What you ARE is before any thinking

and even before the idea "I am" arises.

Ah! Yes! Correct.

My reason for grouping them together:

You have to know what you ARE in order to accept and adjust. I took it from Alan Watts's point of "wanting positive experiences is a negative experience, but accepting a negative experience is a positive one."

my point is that experiences come afterwards.

you dont have to know anything.

your original state is already enough.

A zen guy should know this is not true!

ok.

so explain what you are.

What can be said it's: your original statement was not false either

The emoji indicates that the answer was not pleasing, oh no! An impossible task was given. Explanation: the universe was only fucking with you, playfully.

Elaboration trial: On a relative level, the initial answer could be seen okay or something, but on an asolute level it is only another finger pointing to the moon like they say in zen ("they" say a lot in general btw). There is no true or false, and language can bring one only so far. To say who I am or who I really am is trying to freeze something in place or time. But the reality is probably closer to including everything as a process or something. And even to say something (e.g. I) exists is late because change has happened as it always does.
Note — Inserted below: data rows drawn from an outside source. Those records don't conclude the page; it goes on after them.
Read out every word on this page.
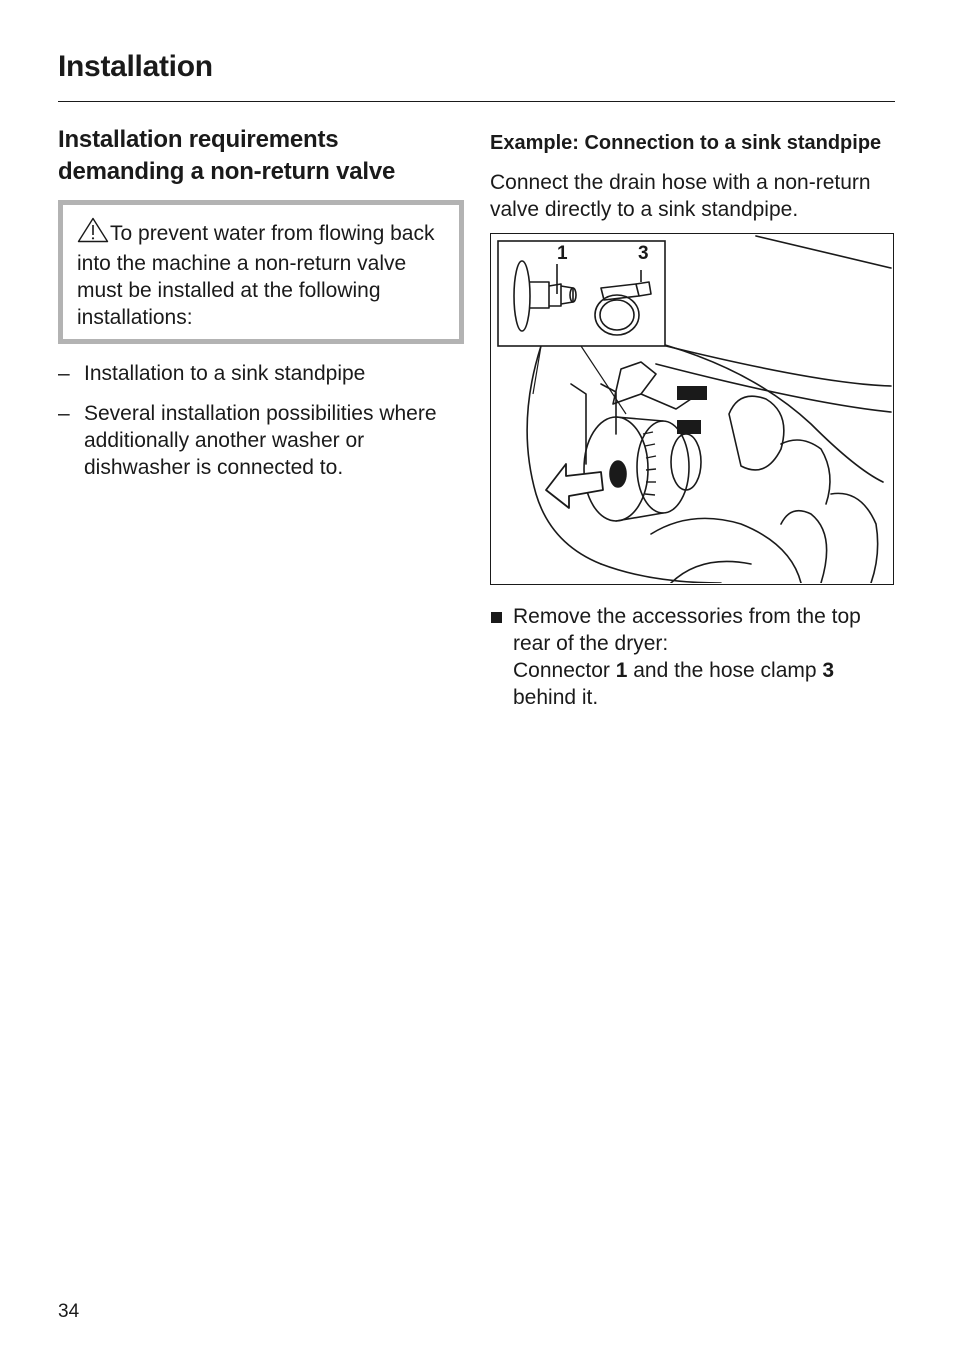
Installation
Installation requirements demanding a non-return valve
To prevent water from flowing back into the machine a non-return valve must be installed at the following installations:
– Installation to a sink standpipe
– Several installation possibilities where additionally another washer or dishwasher is connected to.
Example: Connection to a sink standpipe

Connect the drain hose with a non-return valve directly to a sink standpipe.

1	3
Remove the accessories from the top rear of the dryer:
Connector 1 and the hose clamp 3 behind it.
34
We wouldn't want to try to freeze stuff at place or time because there is always change: anicca, impermanence.

At this time, the real answer to your question would be something like "As the universe, happeningness is being witnessed", and the real real answer is: "Don't know". And in haiku form the answer would be:

GM, coffee, yay

Enjoy the bright sunlight, friend

Contemplating stuff

mine was better than the morass of explanation you just wrote.

Zen people are a pain in the ass.

theyll tell you your elegant pointing is incorrect and write a fucking essay to make everything clear as mud.

Sorry for bothering you. Quite a superimposition on an idea about "zen people" being pain in the ass while at the same time announcing being a zen guy himself :) No need to keep missing the point and a joke (I didn't say "incorrect", I said a joke "not true", you just kept interpreting on an unsuitable level from the point of view of the joke), eluding a trial of having fun and starting fights. After all, initially you tried to correct the former claim but didn't quite reach the goal yet yourself - can't be done in language. So in this context, "better" is a funny word introducing a hierarchy again. I know, this annoying as fuck but this time it can be spelt out: it is foolery and wordplay.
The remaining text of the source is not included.